Según varios estudios científicos, tres cuartas partes de todos los insectos han desaparecido en los últimos 30 años.
por la Universidad de Wageningen
Para contrarrestar esta disminución, científicos de 13 países están colaborando en un nuevo enfoque dentro del proyecto AGRI4POL. A diferencia de la gestión agroambiental, los investigadores pretenden hacer que los cultivos, en lugar del medio ambiente, sean más atractivos para los polinizadores, como las abejas y las mariposas silvestres.
«De este modo pretendemos conseguir una situación en la que todos salgan ganando, tanto los agricultores como los insectos», afirma el investigador asociado Andries Temme de la Universidad e Investigación de Wageningen.El ochenta por ciento de los cultivos agrícolas y un tercio de la producción agrícola dependen de los insectos polinizadores. «Sin embargo, los fitomejoradores a menudo han ignorado el atractivo de las flores para los polinizadores», afirma Temme. «Como resultado, los insectos prefieren las flores silvestres a los cultivos en los sectores agrícola y hortícola, y esas flores silvestres son cada vez más escasas».
Según Thijs Fijen, ecólogo de la Universidad de Wageningen y de la investigación, esta es una de las razones de la disminución de los insectos: «Hay menos hábitats naturales y los que quedan son menos variados y, a menudo, no están conectados con otras áreas naturales. Además, el exceso de nitrógeno y el uso de insecticidas también influyen».
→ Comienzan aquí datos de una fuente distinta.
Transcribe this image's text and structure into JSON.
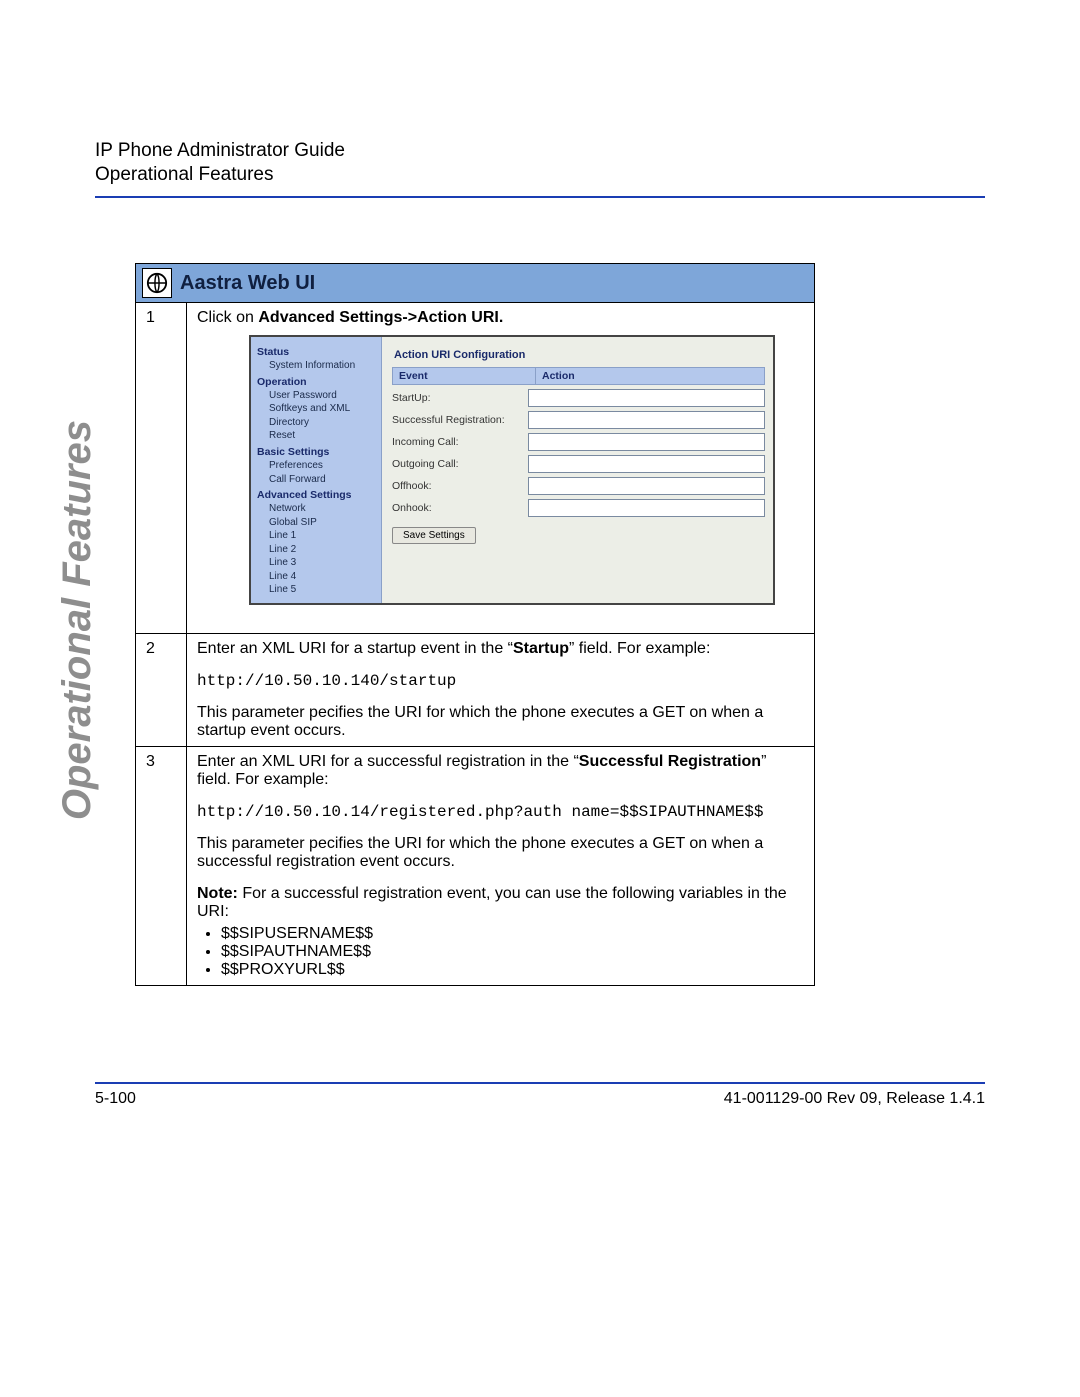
{
  "header": {
    "title": "IP Phone Administrator Guide",
    "section": "Operational Features"
  },
  "side_label": "Operational Features",
  "procedure": {
    "banner": "Aastra Web UI",
    "steps": {
      "s1": {
        "num": "1",
        "pre": "Click on ",
        "bold": "Advanced Settings->Action URI.",
        "post": ""
      },
      "s2": {
        "num": "2",
        "line1_pre": "Enter an XML URI for a startup event in the “",
        "line1_bold": "Startup",
        "line1_post": "” field. For example:",
        "code": "http://10.50.10.140/startup",
        "line2": "This parameter pecifies the URI for which the phone executes a GET on when a startup event occurs."
      },
      "s3": {
        "num": "3",
        "line1_pre": "Enter an XML URI for a successful registration in the “",
        "line1_bold": "Successful Registration",
        "line1_post": "” field. For example:",
        "code": "http://10.50.10.14/registered.php?auth name=$$SIPAUTHNAME$$",
        "line2": "This parameter pecifies the URI for which the phone executes a GET on when a successful registration event occurs.",
        "note_bold": "Note:",
        "note_text": " For a successful registration event, you can use the following variables in the URI:",
        "vars": {
          "v1": "$$SIPUSERNAME$$",
          "v2": "$$SIPAUTHNAME$$",
          "v3": "$$PROXYURL$$"
        }
      }
    }
  },
  "screenshot": {
    "menu": {
      "g1": "Status",
      "g1i1": "System Information",
      "g2": "Operation",
      "g2i1": "User Password",
      "g2i2": "Softkeys and XML",
      "g2i3": "Directory",
      "g2i4": "Reset",
      "g3": "Basic Settings",
      "g3i1": "Preferences",
      "g3i2": "Call Forward",
      "g4": "Advanced Settings",
      "g4i1": "Network",
      "g4i2": "Global SIP",
      "g4i3": "Line 1",
      "g4i4": "Line 2",
      "g4i5": "Line 3",
      "g4i6": "Line 4",
      "g4i7": "Line 5"
    },
    "panel": {
      "title": "Action URI Configuration",
      "col1": "Event",
      "col2": "Action",
      "r1": "StartUp:",
      "r2": "Successful Registration:",
      "r3": "Incoming Call:",
      "r4": "Outgoing Call:",
      "r5": "Offhook:",
      "r6": "Onhook:",
      "save": "Save Settings"
    }
  },
  "footer": {
    "left": "5-100",
    "right": "41-001129-00 Rev 09, Release 1.4.1"
  }
}
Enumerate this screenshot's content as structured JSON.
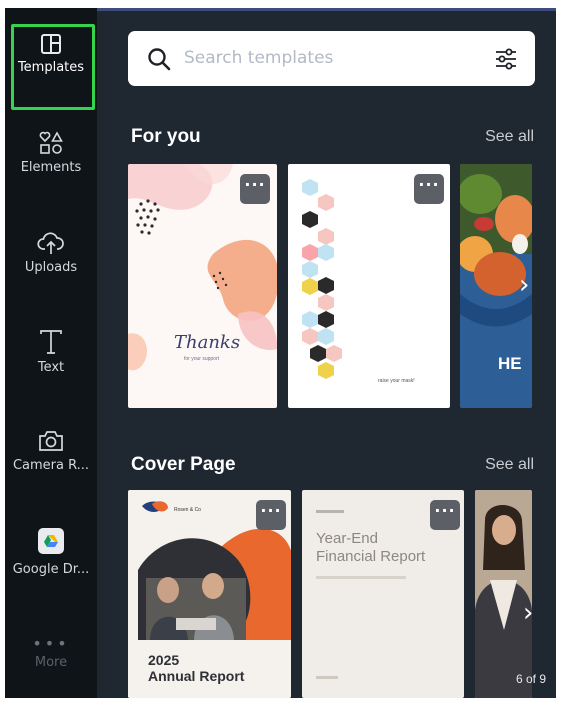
{
  "sidebar": {
    "items": [
      {
        "label": "Templates",
        "icon": "templates-icon"
      },
      {
        "label": "Elements",
        "icon": "elements-icon"
      },
      {
        "label": "Uploads",
        "icon": "upload-cloud-icon"
      },
      {
        "label": "Text",
        "icon": "text-icon"
      },
      {
        "label": "Camera R...",
        "icon": "camera-icon"
      },
      {
        "label": "Google Dr...",
        "icon": "google-drive-icon"
      },
      {
        "label": "More",
        "icon": "more-dots-icon"
      }
    ],
    "active_color": "#36d44c"
  },
  "search": {
    "placeholder": "Search templates"
  },
  "sections": [
    {
      "title": "For you",
      "see_all": "See all",
      "cards": [
        {
          "name": "thanks-card",
          "text": "Thanks",
          "subtext": "for your support",
          "more": "···"
        },
        {
          "name": "hexagon-card",
          "text": "raise your mask!",
          "more": "···"
        },
        {
          "name": "food-card",
          "text": "HE"
        }
      ]
    },
    {
      "title": "Cover Page",
      "see_all": "See all",
      "cards": [
        {
          "name": "annual-report-card",
          "brand": "Rosen & Co",
          "year": "2025",
          "title": "Annual Report",
          "more": "···"
        },
        {
          "name": "financial-report-card",
          "title_line1": "Year-End",
          "title_line2": "Financial Report",
          "more": "···"
        },
        {
          "name": "portrait-card"
        }
      ],
      "page_count": "6 of 9"
    }
  ],
  "colors": {
    "sidebar_bg": "#0f1419",
    "panel_bg": "#1f2731",
    "more_btn": "#5d5f66"
  }
}
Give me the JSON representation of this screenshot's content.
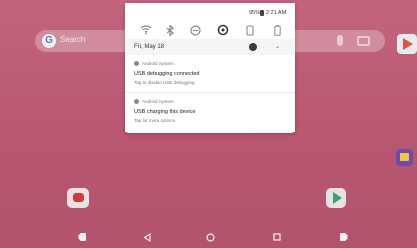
{
  "colors": {
    "wallpaper": "#b85a73",
    "shade_bg": "#ffffff",
    "accent": "#3a3a3a"
  },
  "home_screen": {
    "search_bar": {
      "logo_text": "G",
      "hint": "Search",
      "icons": [
        "google-icon",
        "mic-icon",
        "lens-icon"
      ]
    },
    "apps": [
      "play-store-icon",
      "gallery-icon",
      "youtube-icon",
      "play-icon"
    ]
  },
  "notification_shade": {
    "status": {
      "battery_percent": "95%",
      "time": "2:21 AM"
    },
    "quick_settings": [
      "wifi-icon",
      "bluetooth-icon",
      "do-not-disturb-icon",
      "flashlight-icon",
      "rotate-icon",
      "battery-saver-icon"
    ],
    "date": "Fri, May 18",
    "notifications": [
      {
        "app": "Android System",
        "title": "USB debugging connected",
        "body": "Tap to disable USB debugging."
      },
      {
        "app": "Android System",
        "title": "USB charging this device",
        "body": "Tap for more options."
      }
    ]
  },
  "nav_bar": {
    "buttons": [
      "overview-left-icon",
      "back-icon",
      "home-icon",
      "recents-icon",
      "overview-right-icon"
    ]
  }
}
Otra causa importante es el cultivo a gran escala de un solo cultivo, o monocultivo. «Esto crea un suministro de alimentos unilateral para los polinizadores y una falta de lugares adecuados para anidar, lo que dificulta su supervivencia y reproducción en las zonas agrícolas. Esto no solo conduce a ecosistemas desequilibrados, sino que también reduce el rendimiento de los cultivos que dependen de los insectos para la polinización».Objetivos del proyecto
Para hacer frente a estos desafíos, el proyecto AGRI4POL se centra en mejorar el atractivo de los cultivos para los polinizadores. Los científicos quieren provocar un cambio en toda Europa. Los cultivos agrícolas ya no deberían tener un impacto negativo en el número de insectos, sino que deberían contribuir a su recuperación.«Vemos diferencias en el atractivo entre variedades de los mismos cultivos, pero aún no sabemos exactamente por qué», dice Fijen. «¿Se debe a la cantidad de néctar? ¿A las proteínas del polen? ¿A los compuestos volátiles con los que las flores atraen a los polinizadores? ¿O quizás a las señales visuales , como las rayas ultravioleta en los pétalos, que guían a los insectos hacia dónde ir? Tenemos la intención de explorar todos estos elementos».